PMC · DOI: 10.3389/fmed.2025.1522732 · 2025-04-09

## TL;DR

This paper explores how interviewing healthcare leaders can help students and educators learn about leadership through personal stories and experiences.

## Contribution

The paper introduces using qualitative interviews with healthcare leaders as an educational tool for professional development from a student's perspective.

## Key findings

- Themes like approachability and team empowerment emerged from interviews with healthcare leaders.
- Students and faculty gained insights into healthcare leadership complexities through this method.
- Scaling this approach would require methods like group interviews for broader use.

## Abstract

Recent events like the COVID-19 pandemic or operational innovations such as the increased use of advanced providers have compelled physicians to take on additional roles like public health spokesperson or team leader.
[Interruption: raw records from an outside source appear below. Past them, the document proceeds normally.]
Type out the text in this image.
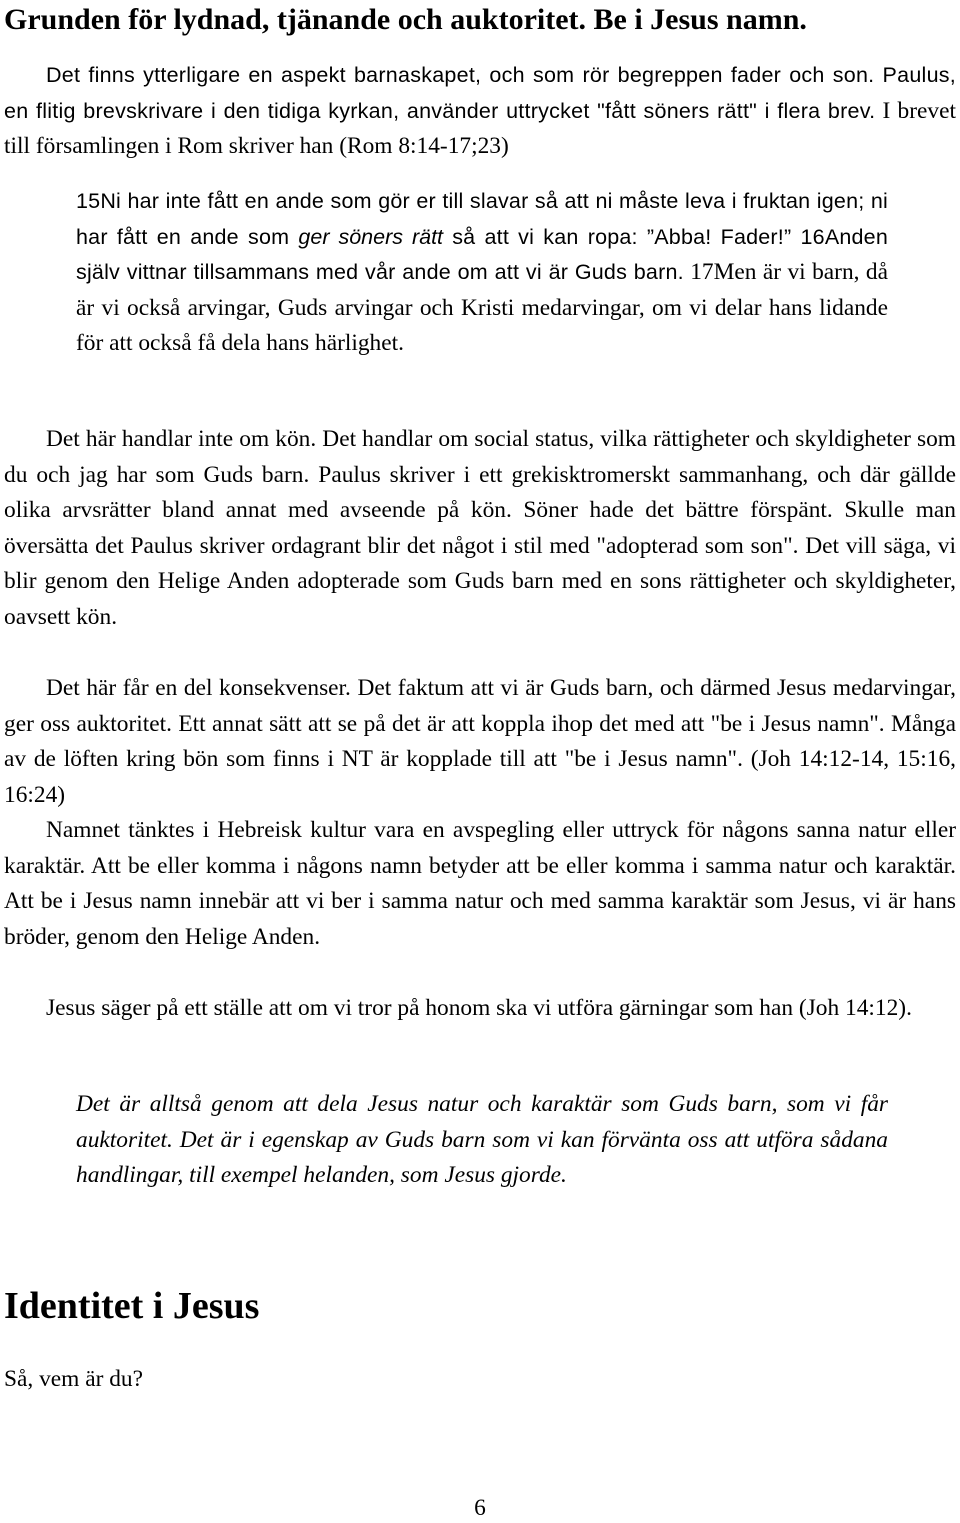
Grunden för lydnad, tjänande och auktoritet. Be i Jesus namn.

Det finns ytterligare en aspekt barnaskapet, och som rör begreppen fader och son. Paulus, en flitig brevskrivare i den tidiga kyrkan, använder uttrycket "fått söners rätt" i flera brev. I brevet till församlingen i Rom skriver han (Rom 8:14-17;23)

15Ni har inte fått en ande som gör er till slavar så att ni måste leva i fruktan igen; ni har fått en ande som ger söners rätt så att vi kan ropa: ”Abba! Fader!” 16Anden själv vittnar tillsammans med vår ande om att vi är Guds barn. 17Men är vi barn, då är vi också arvingar, Guds arvingar och Kristi medarvingar, om vi delar hans lidande för att också få dela hans härlighet.

Det här handlar inte om kön. Det handlar om social status, vilka rättigheter och skyldigheter som du och jag har som Guds barn. Paulus skriver i ett grekisktromerskt sammanhang, och där gällde olika arvsrätter bland annat med avseende på kön. Söner hade det bättre förspänt. Skulle man översätta det Paulus skriver ordagrant blir det något i stil med "adopterad som son". Det vill säga, vi blir genom den Helige Anden adopterade som Guds barn med en sons rättigheter och skyldigheter, oavsett kön.

Det här får en del konsekvenser. Det faktum att vi är Guds barn, och därmed Jesus medarvingar, ger oss auktoritet. Ett annat sätt att se på det är att koppla ihop det med att "be i Jesus namn". Många av de löften kring bön som finns i NT är kopplade till att "be i Jesus namn". (Joh 14:12-14, 15:16, 16:24)

Namnet tänktes i Hebreisk kultur vara en avspegling eller uttryck för någons sanna natur eller karaktär. Att be eller komma i någons namn betyder att be eller komma i samma natur och karaktär. Att be i Jesus namn innebär att vi ber i samma natur och med samma karaktär som Jesus, vi är hans bröder, genom den Helige Anden.

Jesus säger på ett ställe att om vi tror på honom ska vi utföra gärningar som han (Joh 14:12).

Det är alltså genom att dela Jesus natur och karaktär som Guds barn, som vi får auktoritet. Det är i egenskap av Guds barn som vi kan förvänta oss att utföra sådana handlingar, till exempel helanden, som Jesus gjorde.

Identitet i Jesus

Så, vem är du?

6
Lectures and workshops are common educational tools utilized to address these changing roles but require significant time, resources, and are often overshadowed by preference for personal experience. The purpose of this commentary is to suggest that the lived experience of healthcare leaders, as expressed through qualitative research-based interviews, offer an engaging educational tool for professional development of the interviewee and the interviewer, especially when a student is the interviewer. Through a student’s perspective, and building off a class project, three healthcare leaders were interviewed, and the responses analyzed. Common themes such as approachability, perspective taking, vision establishment, and team empowerment were identified. The student’s, and the supervising faculty co-author’s, reflections illustrate the impact of using this qualitative research approach to broaden their insights into the complexities associated with being a leader in a healthcare system that incorporates clinical care and educational requirements. However, scaling this tool to a medical school class, or student body, would require altering the method such as group interviews.